First published in the spring of 1958 in New York City in the offices of Mad Magazine,[1] The Realist appeared on a fairly regular schedule during the 1960s and then on an irregular schedule after the early 1970s. It was revived as a much smaller newsletter during the mid-1980s when material from the magazine was collected in The Best of the Realist: The 60's Most Outrageously Irreverent Magazine (Running Press, 1985). The final issue of The Realist was #146 (Spring 2001).

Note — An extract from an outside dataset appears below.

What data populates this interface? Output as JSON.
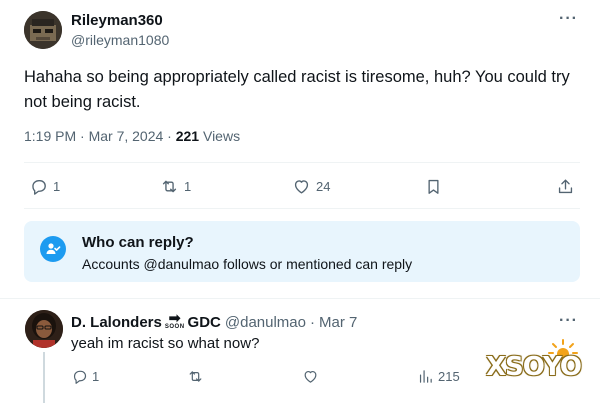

The Realist provided a format for extreme satire in its articles, cartoons, and Krassner's editorials, but it also carried more serious material in articles and interviews. Krassner leaned towards hoaxes, such as his "The Parts Left Out of the Kennedy Book", an outrageous parody of William Manchester's The Death of a President. Krassner's article confused some readers who accepted it as legitimate. The magazine was the first to provide a forum for conspiracy researcher Mae Brussell and also published political commentary from Norman Mailer, Ken Kesey, and Joseph Heller.